All I've learned from this is that the internet is almost exclusively inhabited by people like me: SF-reading literature lecturers. I'm sad enough to have read a lot of them, and don't want to read the ones I haven't (Lonesome Dove, Life of Pi, The Curious Incident…, The Foutainhead, The Kite Runner, The Glass Bead Game). Persuade me I should?
Click to enlarge
8 comments:
You should give 'The Curious Incident...' a go, although it's probably not high brow enough for you.
I liked it as it was very easy to whizz through, it made me feel sad in parts but made me laugh in others.
Atlas Shrugged? Who let the Objectivists have a vote?
Maybe I will then Ewar.
As to the Objectivists (or fascist individualists as the rest of us call them): I think they breed on the internet, though only in America. Everybody: if someone with a gleam in their eye says you should read Ayn Rand, don't just run away. Maim them very badly before you do.
Yes, I went to college in the US, where an overly friendly freshman handed me a copy of Atlas Shrugged with the words "this will change your life..." It was a heavy book with a thick spine, so he got 17 stitches in a gaping head wound, and I got 6 months. So, he was right in a way...

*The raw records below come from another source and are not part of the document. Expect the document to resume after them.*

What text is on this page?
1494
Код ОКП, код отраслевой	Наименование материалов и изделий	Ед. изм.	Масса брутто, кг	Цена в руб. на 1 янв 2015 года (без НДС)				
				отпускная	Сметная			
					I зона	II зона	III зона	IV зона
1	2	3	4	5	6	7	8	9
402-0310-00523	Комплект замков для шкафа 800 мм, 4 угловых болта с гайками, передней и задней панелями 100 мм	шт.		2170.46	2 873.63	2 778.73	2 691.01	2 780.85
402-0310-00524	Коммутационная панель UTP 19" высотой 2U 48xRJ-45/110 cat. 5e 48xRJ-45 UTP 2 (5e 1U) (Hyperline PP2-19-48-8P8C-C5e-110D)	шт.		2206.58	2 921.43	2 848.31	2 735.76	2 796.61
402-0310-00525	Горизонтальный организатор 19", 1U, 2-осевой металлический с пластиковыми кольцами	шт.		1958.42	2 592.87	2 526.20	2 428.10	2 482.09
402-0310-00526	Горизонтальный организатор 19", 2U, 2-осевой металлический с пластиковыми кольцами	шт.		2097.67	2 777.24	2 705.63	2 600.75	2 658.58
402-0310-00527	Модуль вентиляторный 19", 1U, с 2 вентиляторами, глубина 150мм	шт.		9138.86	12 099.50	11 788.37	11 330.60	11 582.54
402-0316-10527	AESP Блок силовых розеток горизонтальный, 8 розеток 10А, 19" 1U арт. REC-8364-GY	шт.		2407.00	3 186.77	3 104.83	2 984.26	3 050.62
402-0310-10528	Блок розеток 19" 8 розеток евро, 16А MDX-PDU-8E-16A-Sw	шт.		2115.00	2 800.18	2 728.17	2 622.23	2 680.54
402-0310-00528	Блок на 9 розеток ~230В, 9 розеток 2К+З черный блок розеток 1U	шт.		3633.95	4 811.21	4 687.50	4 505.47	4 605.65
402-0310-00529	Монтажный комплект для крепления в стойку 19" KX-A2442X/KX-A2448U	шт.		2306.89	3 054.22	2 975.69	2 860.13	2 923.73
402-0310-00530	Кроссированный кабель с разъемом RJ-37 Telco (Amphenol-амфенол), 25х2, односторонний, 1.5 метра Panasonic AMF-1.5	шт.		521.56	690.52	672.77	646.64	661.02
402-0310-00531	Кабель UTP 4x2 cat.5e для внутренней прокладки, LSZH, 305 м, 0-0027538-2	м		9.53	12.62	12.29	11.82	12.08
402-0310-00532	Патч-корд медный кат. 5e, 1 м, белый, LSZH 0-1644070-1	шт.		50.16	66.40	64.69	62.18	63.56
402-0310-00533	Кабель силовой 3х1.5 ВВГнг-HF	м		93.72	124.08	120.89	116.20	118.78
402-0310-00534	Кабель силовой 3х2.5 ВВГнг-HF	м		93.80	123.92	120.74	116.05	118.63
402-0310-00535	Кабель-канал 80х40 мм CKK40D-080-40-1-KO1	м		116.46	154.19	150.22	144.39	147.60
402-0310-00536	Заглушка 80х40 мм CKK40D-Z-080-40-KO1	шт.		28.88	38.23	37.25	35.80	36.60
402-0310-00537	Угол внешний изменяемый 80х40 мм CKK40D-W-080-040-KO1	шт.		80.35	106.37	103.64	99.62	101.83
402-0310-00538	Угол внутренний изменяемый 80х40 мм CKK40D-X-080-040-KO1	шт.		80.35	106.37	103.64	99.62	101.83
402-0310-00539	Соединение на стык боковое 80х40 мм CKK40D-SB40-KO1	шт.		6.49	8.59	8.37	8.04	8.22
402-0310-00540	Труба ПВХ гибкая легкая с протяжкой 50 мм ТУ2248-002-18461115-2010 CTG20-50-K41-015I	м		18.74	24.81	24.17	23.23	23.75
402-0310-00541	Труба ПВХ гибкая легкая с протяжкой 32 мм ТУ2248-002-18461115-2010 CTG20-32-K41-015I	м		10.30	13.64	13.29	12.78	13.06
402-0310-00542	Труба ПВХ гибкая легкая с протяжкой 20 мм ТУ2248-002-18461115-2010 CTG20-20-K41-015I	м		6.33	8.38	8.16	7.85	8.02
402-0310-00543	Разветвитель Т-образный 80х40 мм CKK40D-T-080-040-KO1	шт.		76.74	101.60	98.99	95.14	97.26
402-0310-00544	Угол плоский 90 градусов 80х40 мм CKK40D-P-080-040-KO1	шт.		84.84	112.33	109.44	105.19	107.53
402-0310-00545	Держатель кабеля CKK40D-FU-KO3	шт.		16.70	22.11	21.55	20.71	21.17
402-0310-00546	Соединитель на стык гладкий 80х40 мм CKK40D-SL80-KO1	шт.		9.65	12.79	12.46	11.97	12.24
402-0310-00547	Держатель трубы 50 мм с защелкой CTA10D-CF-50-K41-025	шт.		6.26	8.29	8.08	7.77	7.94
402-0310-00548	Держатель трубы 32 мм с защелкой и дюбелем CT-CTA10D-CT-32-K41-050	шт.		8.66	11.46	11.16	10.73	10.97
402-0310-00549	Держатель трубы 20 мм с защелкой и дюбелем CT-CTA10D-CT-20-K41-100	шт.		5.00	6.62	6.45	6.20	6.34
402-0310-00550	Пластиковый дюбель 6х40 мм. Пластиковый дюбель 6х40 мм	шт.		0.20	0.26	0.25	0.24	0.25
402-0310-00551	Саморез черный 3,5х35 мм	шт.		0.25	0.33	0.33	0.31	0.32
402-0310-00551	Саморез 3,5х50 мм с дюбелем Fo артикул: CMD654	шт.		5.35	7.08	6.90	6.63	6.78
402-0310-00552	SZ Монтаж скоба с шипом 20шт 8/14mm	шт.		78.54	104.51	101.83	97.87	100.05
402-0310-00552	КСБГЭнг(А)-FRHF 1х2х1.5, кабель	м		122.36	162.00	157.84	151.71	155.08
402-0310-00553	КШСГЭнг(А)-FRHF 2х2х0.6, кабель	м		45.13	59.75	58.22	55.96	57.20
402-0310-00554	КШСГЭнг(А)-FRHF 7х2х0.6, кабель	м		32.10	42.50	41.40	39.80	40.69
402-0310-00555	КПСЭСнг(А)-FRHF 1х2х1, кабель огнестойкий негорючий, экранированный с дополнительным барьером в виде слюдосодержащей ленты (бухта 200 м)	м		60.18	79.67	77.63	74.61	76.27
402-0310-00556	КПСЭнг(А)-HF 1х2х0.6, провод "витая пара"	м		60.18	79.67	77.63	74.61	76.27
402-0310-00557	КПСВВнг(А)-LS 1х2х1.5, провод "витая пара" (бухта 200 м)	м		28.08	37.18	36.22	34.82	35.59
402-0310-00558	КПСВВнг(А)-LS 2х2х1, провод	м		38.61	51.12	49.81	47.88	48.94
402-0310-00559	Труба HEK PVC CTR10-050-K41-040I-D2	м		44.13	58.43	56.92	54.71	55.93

I would give Curious Incident a go. It is by no means perfect but it is trying to do something interesting which in itself is a reason to read it.
The Life of Pi made me more angry than any other book I have ever read. Weirdly, I 'recommend' it on that basis as I would be interested to see what you thought of it.
Thanks Ben. I'll definitely put them both on my list.
Anonymous - genuinely witty. That made me laugh a lot.
Looking at the small print titles, I really enjoyed the 'Curious Incident' and 'The Amazing Adventures of Kavalier and Clay'. 'Twilight' should be avoided at all costs. Do not even read it as an intellectual exercise. Excretia in literary form. I have tried to read 'Do Androids Dream...' but find PKD fairly impenetrable.
My favourite book of all time is, of course, nowhere on this list. The Bible. I'm joking. Haruki Murikami's 'Hard-Boiled Wonderland and the End of the World'. Highly recommended. By me. For what it's worth...
I keep thinking about picking up Kavalier and Clay but am never quite persuaded enough. On PKD: some are brilliant but most are pulp junk written by the yard, and it's difficult to find the good ones amongst the rubbish.
I love Murakami's work. Norwegian Wood's just been filmed, so I'll try to find somewhere showing it in this hole.